文字说:“醉酒、文字,一块甜腻的蛋糕,这就是你这个懦夫疗伤的圣药吗?我不相信,此刻与我对话的,就是我一直所期冀见到的那个伟大的人,那个将我在这个文字堆叠的世界创作出来的人。”
顷刻间,零克这一个被虚灵所虚拟出来的人物,仿佛成为了一个鲜活的形象,在跃动的手指敲击下,成了真。
那个总穿着白色风衣,以神科学家身份自居的少年。零克的梦想,是有一天能驾驶着自己研制的蜀山号飞船,驶向云端,建立属于自己的王国,成为天空中最璀璨的神。
文字说:“我要成就一个不平凡地我。可是,随着我的研究进一步深入,我的感知范围越来越广,我才发现,原来属于我的这一个看似浩淼的宇宙,不过是你的心内宇宙。我狂浪的思维,无时无刻不感受到你的操控,以及你的快乐和忧伤。所以,我明白如果得不到你的帮助,我永远成不了真正的神。”
“可是我所处在的世界,一定不会是别人的心内宇宙么?”虚灵饮了一口杯中的酒,吃了一口盒中的蛋糕。
“那么,我会一层一层地往外走,绝不会像你如今这样顾影自怜的。”文字好像获得自己的生命似的,开始流淌在显示屏内,与我交流,“作者先生,你叫虚灵对吧?知道为什么我能够找到一个和你交谈地缺口么?一直以来,我在你所创造的世界里,询问、了解每一个或许重要,或许无用的角色。终于,我找到了一个叫虚灵的角色。如果我猜的没错,他便是以你为原型所创造的吧?”

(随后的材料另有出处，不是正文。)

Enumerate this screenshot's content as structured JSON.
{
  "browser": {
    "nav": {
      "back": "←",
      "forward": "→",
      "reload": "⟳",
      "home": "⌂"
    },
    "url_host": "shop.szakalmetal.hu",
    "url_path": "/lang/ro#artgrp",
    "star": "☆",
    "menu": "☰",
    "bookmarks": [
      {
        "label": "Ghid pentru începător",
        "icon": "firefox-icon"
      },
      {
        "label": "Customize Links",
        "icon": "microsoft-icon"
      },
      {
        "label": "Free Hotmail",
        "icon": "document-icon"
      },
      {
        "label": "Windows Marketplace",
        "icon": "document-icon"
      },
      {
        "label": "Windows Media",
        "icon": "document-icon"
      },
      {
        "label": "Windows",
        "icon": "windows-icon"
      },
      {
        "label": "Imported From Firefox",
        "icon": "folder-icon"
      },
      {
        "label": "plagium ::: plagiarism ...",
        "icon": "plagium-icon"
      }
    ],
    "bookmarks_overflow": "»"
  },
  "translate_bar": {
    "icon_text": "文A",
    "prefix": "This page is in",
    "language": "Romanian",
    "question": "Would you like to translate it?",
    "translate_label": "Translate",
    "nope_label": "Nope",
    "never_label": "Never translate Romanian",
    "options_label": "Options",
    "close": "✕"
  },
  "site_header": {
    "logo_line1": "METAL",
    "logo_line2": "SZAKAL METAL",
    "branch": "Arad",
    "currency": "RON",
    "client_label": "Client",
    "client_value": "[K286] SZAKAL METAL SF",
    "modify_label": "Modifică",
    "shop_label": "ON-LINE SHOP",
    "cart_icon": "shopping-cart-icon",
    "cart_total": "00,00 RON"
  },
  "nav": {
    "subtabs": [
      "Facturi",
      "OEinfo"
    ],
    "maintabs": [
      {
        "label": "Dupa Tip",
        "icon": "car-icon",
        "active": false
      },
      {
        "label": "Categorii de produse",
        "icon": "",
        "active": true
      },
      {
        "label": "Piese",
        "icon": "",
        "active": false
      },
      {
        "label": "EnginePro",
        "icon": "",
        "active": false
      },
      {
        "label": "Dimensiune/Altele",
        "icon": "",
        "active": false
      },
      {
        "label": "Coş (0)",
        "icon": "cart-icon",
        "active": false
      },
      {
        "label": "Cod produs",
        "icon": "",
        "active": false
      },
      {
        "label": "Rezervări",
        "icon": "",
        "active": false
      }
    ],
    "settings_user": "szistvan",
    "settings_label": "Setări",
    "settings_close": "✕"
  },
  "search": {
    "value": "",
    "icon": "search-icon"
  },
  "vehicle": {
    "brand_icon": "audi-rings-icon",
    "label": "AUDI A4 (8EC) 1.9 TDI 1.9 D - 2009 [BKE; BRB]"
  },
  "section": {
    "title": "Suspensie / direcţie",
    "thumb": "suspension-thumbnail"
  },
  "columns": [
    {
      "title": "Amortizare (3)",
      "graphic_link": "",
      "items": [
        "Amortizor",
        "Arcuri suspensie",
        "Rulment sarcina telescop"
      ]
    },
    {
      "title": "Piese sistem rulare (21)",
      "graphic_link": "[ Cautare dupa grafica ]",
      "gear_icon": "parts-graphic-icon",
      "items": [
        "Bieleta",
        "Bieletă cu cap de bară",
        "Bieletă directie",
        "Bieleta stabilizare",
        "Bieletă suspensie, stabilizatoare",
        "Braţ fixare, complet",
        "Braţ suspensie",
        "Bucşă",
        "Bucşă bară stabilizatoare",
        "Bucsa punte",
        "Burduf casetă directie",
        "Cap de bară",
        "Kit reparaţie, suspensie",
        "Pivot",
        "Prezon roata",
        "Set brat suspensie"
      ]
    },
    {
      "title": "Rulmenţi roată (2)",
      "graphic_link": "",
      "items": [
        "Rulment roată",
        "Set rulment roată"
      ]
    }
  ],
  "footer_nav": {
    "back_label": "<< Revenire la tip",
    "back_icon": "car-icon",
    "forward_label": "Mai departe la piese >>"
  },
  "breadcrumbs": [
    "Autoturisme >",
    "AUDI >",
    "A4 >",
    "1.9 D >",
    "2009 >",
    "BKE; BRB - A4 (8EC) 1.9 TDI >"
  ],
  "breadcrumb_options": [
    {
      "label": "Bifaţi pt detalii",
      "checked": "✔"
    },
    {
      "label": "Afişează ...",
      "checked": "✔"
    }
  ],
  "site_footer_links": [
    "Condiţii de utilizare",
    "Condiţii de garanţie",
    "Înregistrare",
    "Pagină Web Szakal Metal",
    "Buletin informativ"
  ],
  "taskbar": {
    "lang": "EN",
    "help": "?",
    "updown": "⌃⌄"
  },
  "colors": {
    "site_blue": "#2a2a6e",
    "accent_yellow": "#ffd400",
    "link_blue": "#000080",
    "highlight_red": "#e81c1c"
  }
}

原来是这样!这就是虚灵为什么会在我笔下死亡的缘由了,毕竟我从来没有设计过虚灵死去的这一个情节。那么,他一定是利用了我小说里的虚灵,和我本人意识之间的羁绊,与我交谈的。
“原来是你做的!”虚灵说,“你费劲千辛万苦同我交谈,请告诉我,你到底有什么目的?”
“成为一个鲜活地,真实存在的人,再成为一个逃脱三界五行之外的神!”一如既往,零克狂妄的口吻,再次大放阙词。
“对不起,我做不到。”虚灵决绝地说。
“但是,魅诚可以,你所需要的仅仅是相信。”零克说,“为什么要创造一个这样乖张、不羁的我,是因为你知觉我是虚拟的,所以你不需要,我也不需要对我所做的任何事情负责。对么?你的天性也是如此,只想活在一个虚拟的世界,逃避真相。你从来没有想过,赤诚地相信你笔下的人物,因为他们是无血无肉的……”
“不!”虚灵没想到,零克知道魅城的存在,“如果真的是那样,就不会有你——零克了!”
虚灵声嘶力竭的声音,打断了手中敲击的文字。
虚灵对着泛白的显示屏,灵魂放空。他在想:
零克不再同我交谈了。这到底是他在满意这样的答案,还是已不愿与我详谈?
若是我向往零克那般的模样,所以创造了零克,那么我有任何理由否认他的存在吗?
猛然间,虚灵记起昨日,魅诚站在破旧的电线杆底下,问自己:“虚灵,若我愿意实现你的任何愿望,你会想要什么?”
尾声
狂野的雨中,我穿着一件黑色的雨衣,再次站在破旧的电线杆底下,等一个叫做虚灵的人。
他是一个作家,写着一些神鬼的小说。
我注意到他笔下有一个人物,很鲜活,并且是一个期望成为神仙的家伙——零克。
有了这个叫做零克的家伙,我和白姑娘的计划就能很好的实现了。
“你所拥有的能力,其实属于神力。虽然有效范围只在这个小镇,比真正的神小得多。”白姑娘的计划是,“所以,如果我们能耗尽你有限的神力,那么我们就成功了。所以,如果你创造出一个神的话,那么他的神力越高,你的力量就越微弱。”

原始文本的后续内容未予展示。